Brendan Duke

Machine Learning Researcher

About me

I am a PhD student at the University of Toronto advised by Parham Aarabi, and a Research Scientist Team Lead at ModiFace, Inc. My research interests include machine learning, deep learning, and computer vision. At ModiFace I apply deep learning to the beauty tech space to create augmented reality (AR) virtual experiences.

I had the pleasure of completing my M.A.Sc. at the University of Guelph advised by Graham Taylor in the Machine Learning Research Group (MLRG). My master's thesis focused on attention and fusion operators in computer vision.
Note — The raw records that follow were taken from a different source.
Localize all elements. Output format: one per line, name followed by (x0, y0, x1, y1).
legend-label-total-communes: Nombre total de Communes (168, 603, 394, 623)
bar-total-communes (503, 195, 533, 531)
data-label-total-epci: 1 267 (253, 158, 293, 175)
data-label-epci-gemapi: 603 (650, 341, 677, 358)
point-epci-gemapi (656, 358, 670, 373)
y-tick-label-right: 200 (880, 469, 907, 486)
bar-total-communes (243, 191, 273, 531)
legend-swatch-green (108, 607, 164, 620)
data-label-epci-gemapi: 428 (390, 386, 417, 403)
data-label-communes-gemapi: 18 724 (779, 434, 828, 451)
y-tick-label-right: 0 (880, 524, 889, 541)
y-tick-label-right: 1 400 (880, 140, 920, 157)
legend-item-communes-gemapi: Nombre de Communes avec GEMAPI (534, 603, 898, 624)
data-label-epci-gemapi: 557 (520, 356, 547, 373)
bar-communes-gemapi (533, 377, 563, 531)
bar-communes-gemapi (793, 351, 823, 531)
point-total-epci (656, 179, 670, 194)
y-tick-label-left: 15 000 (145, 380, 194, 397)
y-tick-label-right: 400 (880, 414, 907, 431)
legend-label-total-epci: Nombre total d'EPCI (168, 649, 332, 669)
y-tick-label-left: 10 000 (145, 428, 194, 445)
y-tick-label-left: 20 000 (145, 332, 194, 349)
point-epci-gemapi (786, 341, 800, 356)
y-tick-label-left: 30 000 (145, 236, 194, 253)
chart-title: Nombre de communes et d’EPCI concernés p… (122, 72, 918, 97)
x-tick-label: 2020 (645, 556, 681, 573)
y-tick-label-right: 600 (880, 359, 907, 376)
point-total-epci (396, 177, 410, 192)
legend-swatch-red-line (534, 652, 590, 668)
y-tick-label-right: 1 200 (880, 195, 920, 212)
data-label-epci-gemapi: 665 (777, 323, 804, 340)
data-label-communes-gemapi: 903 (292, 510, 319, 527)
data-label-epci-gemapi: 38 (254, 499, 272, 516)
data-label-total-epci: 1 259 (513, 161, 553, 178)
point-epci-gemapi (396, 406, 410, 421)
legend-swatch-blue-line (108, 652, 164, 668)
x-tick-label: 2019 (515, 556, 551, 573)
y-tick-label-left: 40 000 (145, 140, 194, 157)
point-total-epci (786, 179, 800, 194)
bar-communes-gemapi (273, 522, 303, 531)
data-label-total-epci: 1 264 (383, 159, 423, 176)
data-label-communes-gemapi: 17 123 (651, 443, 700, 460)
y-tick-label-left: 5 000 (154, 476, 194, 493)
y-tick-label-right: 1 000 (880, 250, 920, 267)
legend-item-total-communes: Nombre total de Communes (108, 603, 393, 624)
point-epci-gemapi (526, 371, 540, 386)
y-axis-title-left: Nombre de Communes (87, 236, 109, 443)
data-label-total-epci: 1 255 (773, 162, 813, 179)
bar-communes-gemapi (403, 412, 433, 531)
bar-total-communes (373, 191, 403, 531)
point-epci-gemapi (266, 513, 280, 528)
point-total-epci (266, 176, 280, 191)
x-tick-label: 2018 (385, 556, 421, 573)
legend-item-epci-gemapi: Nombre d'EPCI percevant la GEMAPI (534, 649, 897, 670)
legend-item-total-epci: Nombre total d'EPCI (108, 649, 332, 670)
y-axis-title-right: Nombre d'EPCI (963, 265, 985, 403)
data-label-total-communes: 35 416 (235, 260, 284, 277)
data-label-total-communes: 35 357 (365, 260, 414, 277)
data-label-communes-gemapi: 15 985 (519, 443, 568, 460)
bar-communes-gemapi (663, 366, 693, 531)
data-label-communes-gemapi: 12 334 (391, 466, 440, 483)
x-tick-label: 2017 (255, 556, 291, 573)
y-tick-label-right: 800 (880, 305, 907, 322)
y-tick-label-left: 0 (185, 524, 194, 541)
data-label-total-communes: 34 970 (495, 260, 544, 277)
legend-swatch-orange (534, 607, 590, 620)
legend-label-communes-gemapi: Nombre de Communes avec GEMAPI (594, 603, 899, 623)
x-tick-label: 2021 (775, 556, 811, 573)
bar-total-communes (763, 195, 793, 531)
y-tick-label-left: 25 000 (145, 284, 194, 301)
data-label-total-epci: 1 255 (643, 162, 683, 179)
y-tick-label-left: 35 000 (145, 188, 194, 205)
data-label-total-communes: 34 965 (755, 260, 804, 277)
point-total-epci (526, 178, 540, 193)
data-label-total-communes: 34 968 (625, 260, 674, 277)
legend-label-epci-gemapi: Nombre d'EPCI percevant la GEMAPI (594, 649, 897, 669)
Previous to that I worked at AMD writing firmware for the AMD Secure Processor.

Research

SSTVOS Architecture

SSTVOS: Sparse Spatiotemporal Transformers for Video Object Segmentation


Brendan Duke, Abdalla Ahmed, Christian Wolf, Parham Aarabi, Graham W. Taylor
CVPR 2021 Oral (4.3% acceptance rate)
paper / code

We introduce a Transformer-based approach to video object segmentation (VOS). Our method, called Sparse Spatiotemporal Transformers (SST), extracts per-pixel representations for each object in a video using sparse attention over spatiotemporal features.

LOHO Preview

LOHO: Latent Optimization of Hairstyles via Orthogonalization


Rohit Saha, Brendan Duke, Florian Shkurti, Graham W. Taylor, Parham Aarabi
CVPR 2021
paper / code

We propose Latent Optimization of Hairstyles via Orthogonalization (LOHO), an optimization-based approach using GAN inversion to infill missing hair structure details in latent space during hairstyle transfer. Using LOHO for latent space manipulation, users can synthesize novel photorealistic images by manipulating hair attributes either individually or jointly, transferring the desired attributes from reference hairstyles.